La CNAM vient de présenter ses derniers indicateurs de qualité concernant la pratique des médecins traitants (hors organisation du cabinet). Selon ces statistiques, presque tous les indicateurs se sont améliorés depuis la mise en place des primes sur objectif (ROSP).

Par exemple, les objectifs de dosages réguliers d’hémoglobine glyquée des patients diabétiques ou le suivi des patients diabétiques à haut risque cardiovasculaire sous statine et aspirine à faible dose sont en hausse. Les prescriptions en antibiotiques, IPP, statines, antihypertenseurs, antidépresseurs, IEC sartans et antiagrégants plaquettaires sont également jugées plus efficientes. En revanche, il reste des progrès à faire sur la prévention, notamment pour le dépistage du cancer du sein (-2 %) et du cancer du col de l’utérus (-3 %).

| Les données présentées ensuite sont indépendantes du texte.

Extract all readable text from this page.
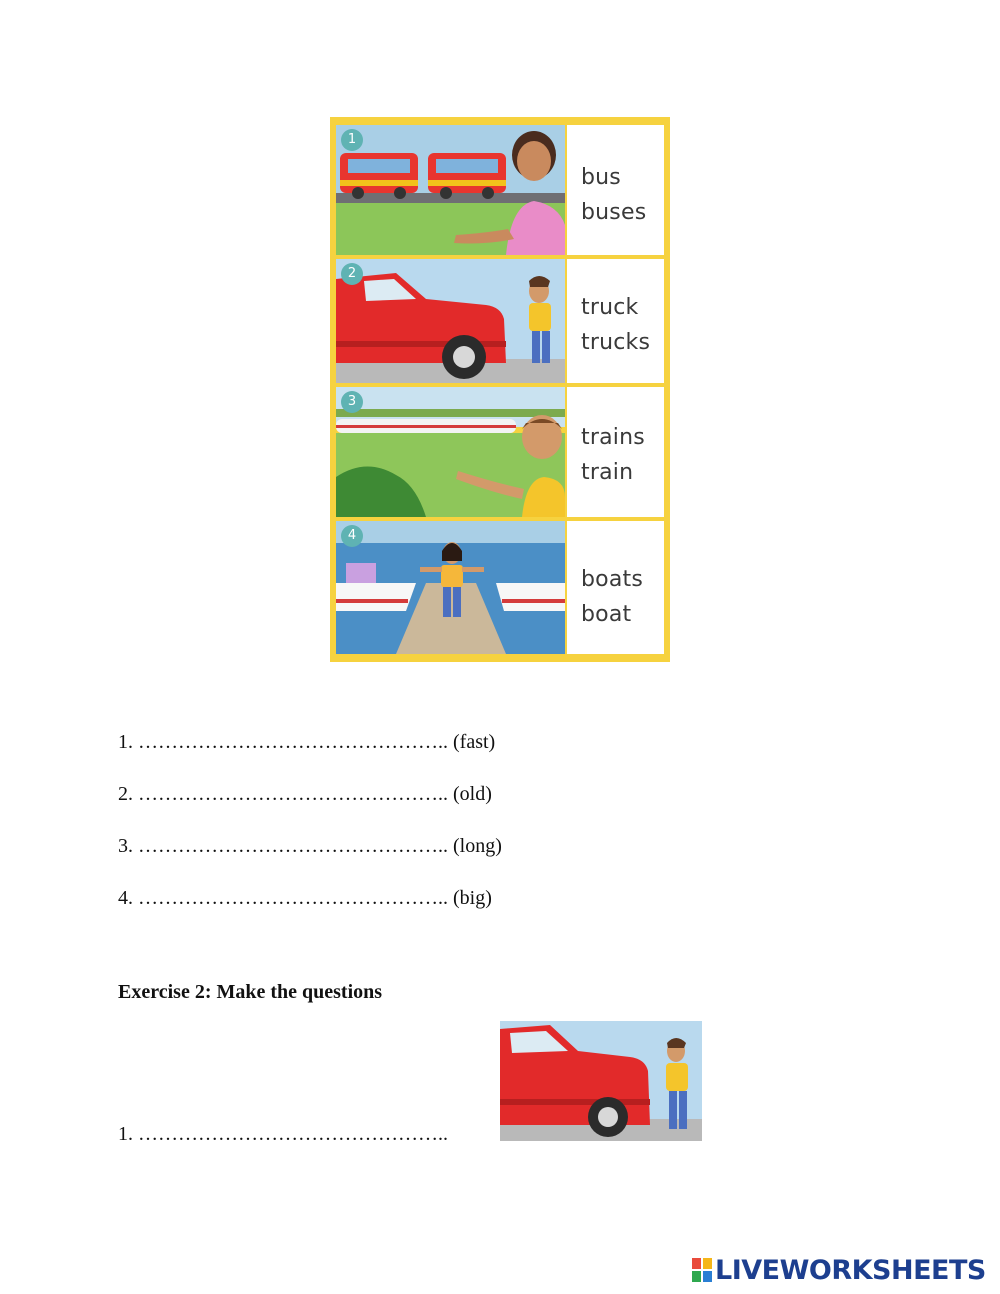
1
bus
buses
2
truck
trucks
3
trains
train
4
boats
boat
1. ……………………………………….. (fast)
2. ……………………………………….. (old)
3. ……………………………………….. (long)
4. ……………………………………….. (big)
Exercise 2: Make the questions
1. ………………………………………..
LIVEWORKSHEETS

Autre constat, source de satisfaction : les médecins libéraux télétransmettent plus. Sur le premier semestre 2014, 84 % des praticiens de ville ont facturé au moins une feuille de soins électronique, alors qu’ils n’étaient que 78 % en 2010. Toutes les spécialités s’y sont mises, qu’il s’agisse des généralistes (91 %), radiologues (87 %), rhumatologues (84 %)… Le taux des envois de feuilles « papier » réalisées par les généralistes a par conséquent chuté (de 22 % en 2010 à 13 % en 2014).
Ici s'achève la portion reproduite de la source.